私自身は出来る事ならば家で、それも子供や妻に見送られて死にたいと思います。そして、いままでの人生がたいへん幸せであったと家族に伝え、一言礼を言ってキザに死にたいと思っています。これが、死ぬ者の尊厳というものかも知れません。
病院でも家族に囲まれて死んでいく事は出来ます。しかし、何もしないで医者が死に行く患者さんの枕元に立つのは、医者であれば返って相当の努力が要ります。無駄な抵抗を試みて頭の停止した忙しいだけの数時間を過ごす方がずっと楽です。医者にとって自分の寄って立つ存在意義が、患者の死と戦い少しでも生きている姿に戻そうとするものである限りは、死に行く人の前で何もしない事が、医者の存在そのものを脅かすように思えるからです。
臨終に立ち会う家族にも同じ事が言えます。末期患者の在宅医療は、言い替えれば、病院でならやれる治療を前もって拒否するものです。従って、それなりの覚悟が必要です。血圧が下がっても、昇圧剤は使わない。食べられなくなっても、高カロリー輸液はやらない。心停止があっても救命蘇生はやらない。疼痛に対しての治療も自ずと限界がある。
ところが、最近ではほとんどの家のすぐ近くに、高度の治療を受けることの出来る病院がありますから、そのような治療行為を簡単には諦められません。まして、今まさに死にそうな肉親を前にしている家族には、一旦は覚悟をしていても迷いのもとになります。このような在宅治療の限界を、家族があらかじめ十分知っておかないと、在宅死で納得することはなかなかできません。 その上、人的、経済的制約が加わって更に問題を難しくしています。したがって、しずかな自宅での臨終は、考えるほどに容易なものではありません。
開業して以来二年余りの問に、合計二十五人の方が在宅診療中に亡くなっておられます。癌の方が九名、中枢神経系疾患が十二名、心疾患が三名、老衰が一名です。自宅で亡くなられた方は十六名でした。中枢神経系の方はほとんどの方が多発性脳梗塞で、八十才を越える方が大部分でしたが、癌の方は六十才代の方も二名おられました。
最近自宅で亡くなられた男の方は、腎臓の癌で腰の骨に移転して痛みが激しい状態で退院され、自宅で療養を続けられました。一ヶ月の後、肝臓を中心に腹部に腫瘍が盛り上がってきて、腹水や全身の浮腫が出現し、ついには水を飲む事も出来ないようになり、点滴も十分に出来ず、最後は衰弱して亡くなられました。年は六十才代で、子供さんが五人おられ、まだ上の二人の男の兄弟が結婚しているだけのようでした。普段はお母さんが一人で看病に当たっていましたが、亡くなられる前には子供さん達全員が来られていました。骨に転移するほどで苦しみが長く続き、医者の常識からすれば、最後に意識が薄れ痛みを感じずに亡くなられる事は不幸中の幸いかと考えましたが、残される兄弟達は、息の引き取る直前まで声をかけていました。

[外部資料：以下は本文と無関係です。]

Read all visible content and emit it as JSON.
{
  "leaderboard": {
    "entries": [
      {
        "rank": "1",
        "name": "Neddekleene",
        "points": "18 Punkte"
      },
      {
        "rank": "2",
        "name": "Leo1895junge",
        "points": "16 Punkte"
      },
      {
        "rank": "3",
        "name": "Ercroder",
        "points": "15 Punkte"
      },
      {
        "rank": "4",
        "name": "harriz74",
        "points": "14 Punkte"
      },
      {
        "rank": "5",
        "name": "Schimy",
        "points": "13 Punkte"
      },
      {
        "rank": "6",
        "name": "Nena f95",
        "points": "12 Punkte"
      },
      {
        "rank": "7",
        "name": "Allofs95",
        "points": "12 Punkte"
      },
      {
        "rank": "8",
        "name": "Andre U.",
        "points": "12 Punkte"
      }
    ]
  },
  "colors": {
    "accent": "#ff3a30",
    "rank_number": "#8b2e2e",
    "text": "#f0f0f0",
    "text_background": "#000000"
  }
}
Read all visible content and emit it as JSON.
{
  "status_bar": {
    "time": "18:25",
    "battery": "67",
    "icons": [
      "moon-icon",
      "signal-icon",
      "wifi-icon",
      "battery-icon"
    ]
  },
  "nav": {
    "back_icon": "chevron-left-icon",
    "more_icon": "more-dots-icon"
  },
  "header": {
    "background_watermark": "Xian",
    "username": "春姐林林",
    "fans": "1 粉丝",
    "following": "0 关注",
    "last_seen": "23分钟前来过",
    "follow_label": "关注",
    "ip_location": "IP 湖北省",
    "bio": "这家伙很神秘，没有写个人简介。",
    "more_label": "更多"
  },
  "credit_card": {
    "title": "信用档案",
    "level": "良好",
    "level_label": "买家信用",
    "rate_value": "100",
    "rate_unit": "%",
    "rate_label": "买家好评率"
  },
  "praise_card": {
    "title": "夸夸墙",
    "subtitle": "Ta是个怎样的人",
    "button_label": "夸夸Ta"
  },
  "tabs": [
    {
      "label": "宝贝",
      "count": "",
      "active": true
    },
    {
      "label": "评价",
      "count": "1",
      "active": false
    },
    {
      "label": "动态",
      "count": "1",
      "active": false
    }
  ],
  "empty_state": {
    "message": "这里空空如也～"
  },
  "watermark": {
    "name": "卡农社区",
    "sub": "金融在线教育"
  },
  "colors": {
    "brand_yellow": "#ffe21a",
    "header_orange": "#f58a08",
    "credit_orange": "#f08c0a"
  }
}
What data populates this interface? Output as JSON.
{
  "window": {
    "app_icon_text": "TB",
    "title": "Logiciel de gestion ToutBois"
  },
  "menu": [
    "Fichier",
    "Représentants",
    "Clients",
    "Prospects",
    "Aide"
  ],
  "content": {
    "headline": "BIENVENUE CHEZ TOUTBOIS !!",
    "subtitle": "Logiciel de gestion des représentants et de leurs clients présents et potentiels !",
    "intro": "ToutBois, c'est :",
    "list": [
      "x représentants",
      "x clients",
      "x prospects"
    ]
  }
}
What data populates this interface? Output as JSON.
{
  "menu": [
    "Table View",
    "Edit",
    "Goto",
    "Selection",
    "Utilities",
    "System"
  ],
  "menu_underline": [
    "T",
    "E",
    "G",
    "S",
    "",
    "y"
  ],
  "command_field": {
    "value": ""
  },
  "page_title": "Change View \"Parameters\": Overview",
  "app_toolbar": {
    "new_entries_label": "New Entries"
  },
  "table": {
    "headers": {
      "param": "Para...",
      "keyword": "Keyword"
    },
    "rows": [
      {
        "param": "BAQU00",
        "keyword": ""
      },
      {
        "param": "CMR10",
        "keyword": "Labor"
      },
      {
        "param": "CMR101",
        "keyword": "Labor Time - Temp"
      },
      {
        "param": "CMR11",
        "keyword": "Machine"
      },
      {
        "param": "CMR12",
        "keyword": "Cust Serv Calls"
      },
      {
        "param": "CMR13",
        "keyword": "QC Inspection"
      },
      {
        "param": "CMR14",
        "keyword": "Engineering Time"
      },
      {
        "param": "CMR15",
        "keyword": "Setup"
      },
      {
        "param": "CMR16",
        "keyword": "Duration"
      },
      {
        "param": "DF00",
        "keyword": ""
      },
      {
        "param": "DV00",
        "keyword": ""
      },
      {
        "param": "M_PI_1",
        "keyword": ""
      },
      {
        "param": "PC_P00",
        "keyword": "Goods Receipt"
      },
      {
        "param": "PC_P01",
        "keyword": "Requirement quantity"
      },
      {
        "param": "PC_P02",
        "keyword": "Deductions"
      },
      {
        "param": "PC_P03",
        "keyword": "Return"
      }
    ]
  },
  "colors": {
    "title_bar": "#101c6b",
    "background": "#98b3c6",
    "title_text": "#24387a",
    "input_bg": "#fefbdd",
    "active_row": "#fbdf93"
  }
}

次第に息が止まる、無呼吸の間隔が良くなって行くのですが、止まりかけると五人全員でお父さんと大声を出して呼びかけるのです。その必死さは、私の心の中にまで響きました。癌という不治の病である事は何度も説明を聞いて分かっているのでしょうが、いざ、目の前で愛する肉親が息を引き取ろうとするとき、少しでも一分でも長く生きていてほしいという思いが、沸き上がってくるのだと思います。
患者さん自身からすれば、苦痛だけの続く闘病の生活は、一日も早く終わってほしいと望まれるかも知れません。しかし、肉親は、たとえ一秒でも生きた証拠が見えるままで、居てほしいと願うものでしょう。死に行く者からすれば無意味な最後の数日であっても、残される者にすれば何にも替え難い貴重な数日なのだと痛感しました。この逝く人と残される人達との認識のズレが、専厳死の問題を難しくしている要因の一つだと考えます。ボケで寝たきりになり、ついには植物化してしまって、家族に手をかけるだけの存在になっている方も、ある意味では家族のためにがんばって生きている。家族のためにだけ、がんばって生きているのだと思える方もおられました。
「今の時代の一番大きな病気は、自分は誰からも必要とされていない,誰からも望まれていないと感じる孤独だ」とマザーテレサは言っておられます。この二年あまり在宅診療をやり、寝たきりの老人を見てきて、この言葉はつくづく核心を突いている発言だなあと感心させられます。このことを逆さからみますと、意識がなくても、今に死ぬと分かっていても、せめて生きていさえしてくれればと願う無償の愛があれば、その臨終の床にある方は、無上の喜びの中に人生の最後を生きることが出来るということです。決してつらい最後ではない。見た目にははなはだ苦しいばかりの闘病でも、自分の最後の存在を心から願っている人のために、がんばって、喜んで植物状態の生を生きてくれていると思わねばなりません。
つまり、静かに自宅で最後を迎えることは、死ぬ者にとっては尊厳に満ちた望ましいことに逢いはありませんが、それ以上に、生きることを望まれ、死ぬことを惜しまれながら死ぬことの方が、もっと満ち足りた最後だと思うのです。死ぬ舞台装置よりも、死ぬ者の心の内容の方が大事ではないかと言うことです。
孤独ではない、心に満たされたものさえがあれば、病院であっても、家であっても、どんな状況でもきっと幸せな気持ちで、死ねるのではないかと思いますが如何でしょうか。